Typical investment management fees can range depending on the type of investment, the type of account and the type of investment manager.

Q: I am 64 years old, retired, with a pension from a state government.  I am considering investing a portion of my IRA funds in a managed portfolio. The proposed portfolio is 83 percent bonds and 17 percent stocks.  The management fee is 1.1 percent. Is that a reasonable fee for such an account?

A: The quick answer to that question is dependent on whether you have compared that fee with other comparable managed portfolio accounts with other companies. You also need to see if there are any other fees involved. Some companies will require you to pay a percentage of the amount you invest upfront when you deposit the money. Others may require a fee to withdraw the money during the first three to six years of handling your account.

Still other funds have other fees in addition to the management fee.

Make sure you know what all the fees and expenses are to this account before you invest.
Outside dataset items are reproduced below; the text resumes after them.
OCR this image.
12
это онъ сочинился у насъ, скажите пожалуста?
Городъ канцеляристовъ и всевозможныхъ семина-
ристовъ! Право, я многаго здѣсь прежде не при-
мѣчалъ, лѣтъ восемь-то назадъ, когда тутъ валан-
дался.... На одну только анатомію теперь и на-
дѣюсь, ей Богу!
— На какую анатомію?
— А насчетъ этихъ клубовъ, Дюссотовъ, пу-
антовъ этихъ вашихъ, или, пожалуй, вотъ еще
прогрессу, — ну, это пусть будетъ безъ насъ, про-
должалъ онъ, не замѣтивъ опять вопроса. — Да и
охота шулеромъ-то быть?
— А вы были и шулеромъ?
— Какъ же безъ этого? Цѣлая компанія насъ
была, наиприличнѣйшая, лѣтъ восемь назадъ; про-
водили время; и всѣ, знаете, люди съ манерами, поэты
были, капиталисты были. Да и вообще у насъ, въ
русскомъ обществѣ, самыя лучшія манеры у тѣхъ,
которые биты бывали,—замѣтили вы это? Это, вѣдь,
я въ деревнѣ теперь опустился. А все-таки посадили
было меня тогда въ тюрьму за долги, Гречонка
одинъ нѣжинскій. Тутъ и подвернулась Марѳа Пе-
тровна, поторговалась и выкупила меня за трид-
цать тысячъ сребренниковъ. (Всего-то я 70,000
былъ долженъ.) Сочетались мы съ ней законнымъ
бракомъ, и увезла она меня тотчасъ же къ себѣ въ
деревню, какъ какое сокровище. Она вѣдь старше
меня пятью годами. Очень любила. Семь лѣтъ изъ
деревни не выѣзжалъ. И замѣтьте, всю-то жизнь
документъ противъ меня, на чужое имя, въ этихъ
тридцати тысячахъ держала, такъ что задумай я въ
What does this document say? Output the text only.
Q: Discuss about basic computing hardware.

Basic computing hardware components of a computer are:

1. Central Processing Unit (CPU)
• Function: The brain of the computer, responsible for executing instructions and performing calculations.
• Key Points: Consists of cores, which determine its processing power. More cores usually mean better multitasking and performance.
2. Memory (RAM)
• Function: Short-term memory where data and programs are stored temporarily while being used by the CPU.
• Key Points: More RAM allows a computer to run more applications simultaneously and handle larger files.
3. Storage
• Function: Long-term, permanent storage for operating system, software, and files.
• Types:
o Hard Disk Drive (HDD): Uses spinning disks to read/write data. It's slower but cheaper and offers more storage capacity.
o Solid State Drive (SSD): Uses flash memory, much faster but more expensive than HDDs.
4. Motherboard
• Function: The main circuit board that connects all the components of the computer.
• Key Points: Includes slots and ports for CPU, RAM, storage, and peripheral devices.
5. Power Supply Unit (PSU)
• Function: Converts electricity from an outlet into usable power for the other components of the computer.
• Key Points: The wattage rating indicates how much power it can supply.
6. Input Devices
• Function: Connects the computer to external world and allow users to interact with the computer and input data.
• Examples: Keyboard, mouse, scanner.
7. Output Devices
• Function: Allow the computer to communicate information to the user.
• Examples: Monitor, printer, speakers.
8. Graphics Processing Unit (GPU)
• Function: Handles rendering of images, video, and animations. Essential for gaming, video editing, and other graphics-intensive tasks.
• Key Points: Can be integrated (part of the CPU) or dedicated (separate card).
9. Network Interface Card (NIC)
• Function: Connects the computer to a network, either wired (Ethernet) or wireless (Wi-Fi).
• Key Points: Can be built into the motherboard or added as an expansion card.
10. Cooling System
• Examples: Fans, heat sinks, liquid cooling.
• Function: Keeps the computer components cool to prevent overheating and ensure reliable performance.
Given that there are other investment options with far lower fee structures, you then need to determine if this managed portfolio is right for you.

You’ve indicated the ration that’s in the account between bonds and stocks and then need to make sure you understand the risks involved in having your portfolio highly leveraged with bonds. If you are comfortable with that choice, then your comparison will be with other companies that offer similar products and then comparing the fees and costs.

Finally, when you see what all the fees and costs are, you then should see whether the managed fund that you are considering has had a track record that is better or worse than other comparable funds. While those past returns may not indicate whether they will perform well in the future, you probably don’t want to be with a company that generally has lagged the market and may continue to lag the market. Given this information, you then need to see whether this fund and other comparable funds have done better than lower cost index funds.

You could be better off putting 83 percent of your money in an index bond fund and 17 percent in an index stock market fund. Some index funds have expense ratios that are one-tenth to one-fifth of the managed fund expense you were quoted. Those are your choices to make and you may elect to talk further with a financial adviser or even a representative of the company offering the managed fund and then talk to a representative at a different company offering a low-cost index fund.